Sub-loggers can even be split in to sub-sub loggers, the rabbit hole is ~bottomless.

bole.output()

Add outputs for application-wide logging, accepts either an object for defining a single output or an array of objects defining multiple outputs. Each output requires only a 'level' and a 'stream', where the level defines the minimum debug level to print to this stream and the stream is any WritableStream that accepts a .write() method.

If you pass in a stream with objectMode set to true then you will receive the raw log objects rather than their stringified versions.

bole.output([
  { level: 'debug', stream: fs.createWriteStream('app.log') },
  { level: 'info', stream: process.stdout }
])

bole.reset()

Clears all output streams from the application

bole.setFastTime()

If speed is something you care about and you can handle time in milliseconds since epoch (Date.now()) rather than the full ISO string (new Date().toISOString()) in your logs then use bole.setFastTime(true) to shave off some precious microseconds.

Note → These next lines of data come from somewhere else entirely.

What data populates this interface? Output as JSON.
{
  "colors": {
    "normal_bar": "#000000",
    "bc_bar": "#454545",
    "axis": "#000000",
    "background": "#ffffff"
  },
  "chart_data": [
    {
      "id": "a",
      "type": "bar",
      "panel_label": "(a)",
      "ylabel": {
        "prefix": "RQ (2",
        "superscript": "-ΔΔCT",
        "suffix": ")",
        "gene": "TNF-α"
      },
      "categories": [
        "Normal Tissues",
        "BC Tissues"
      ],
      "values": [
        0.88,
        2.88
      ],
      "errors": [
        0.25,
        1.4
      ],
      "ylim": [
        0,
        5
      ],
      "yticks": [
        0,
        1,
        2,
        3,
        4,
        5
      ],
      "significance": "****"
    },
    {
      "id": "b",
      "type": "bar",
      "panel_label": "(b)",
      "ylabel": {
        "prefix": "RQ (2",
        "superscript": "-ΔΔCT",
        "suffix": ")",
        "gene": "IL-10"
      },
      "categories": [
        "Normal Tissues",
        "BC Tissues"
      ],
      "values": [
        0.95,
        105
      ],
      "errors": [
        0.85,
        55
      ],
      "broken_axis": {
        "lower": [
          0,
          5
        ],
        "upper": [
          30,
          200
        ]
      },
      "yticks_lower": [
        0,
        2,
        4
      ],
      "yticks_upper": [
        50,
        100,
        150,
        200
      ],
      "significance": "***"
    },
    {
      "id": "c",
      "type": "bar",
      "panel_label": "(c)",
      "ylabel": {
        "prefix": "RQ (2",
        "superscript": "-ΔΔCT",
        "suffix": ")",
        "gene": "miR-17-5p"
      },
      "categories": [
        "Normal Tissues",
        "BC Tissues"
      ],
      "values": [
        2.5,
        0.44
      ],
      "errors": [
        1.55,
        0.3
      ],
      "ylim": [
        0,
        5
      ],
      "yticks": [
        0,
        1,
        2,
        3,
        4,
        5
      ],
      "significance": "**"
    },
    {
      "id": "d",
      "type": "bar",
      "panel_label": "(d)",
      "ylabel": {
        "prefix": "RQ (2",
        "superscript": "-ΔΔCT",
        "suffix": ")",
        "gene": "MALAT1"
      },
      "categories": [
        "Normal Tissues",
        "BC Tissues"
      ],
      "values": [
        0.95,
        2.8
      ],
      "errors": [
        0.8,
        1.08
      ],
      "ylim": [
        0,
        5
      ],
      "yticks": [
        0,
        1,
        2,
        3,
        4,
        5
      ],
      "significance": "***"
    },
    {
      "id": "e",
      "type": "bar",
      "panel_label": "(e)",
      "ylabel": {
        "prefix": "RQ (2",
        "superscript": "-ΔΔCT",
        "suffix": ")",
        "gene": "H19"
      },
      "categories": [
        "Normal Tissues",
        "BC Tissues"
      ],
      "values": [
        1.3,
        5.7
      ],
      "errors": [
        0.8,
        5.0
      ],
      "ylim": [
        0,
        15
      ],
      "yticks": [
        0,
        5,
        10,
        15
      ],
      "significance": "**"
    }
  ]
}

Note that this will reset to the default of false when you use bole.reset()

Additional features

If you need to serialise specific types of objects then write a utility function to convert to a loggable object.

If you need a special kind of output then write a stream to accept output data.

If you need to filter a present output data in a special way, write a package to do it and publish it in npm.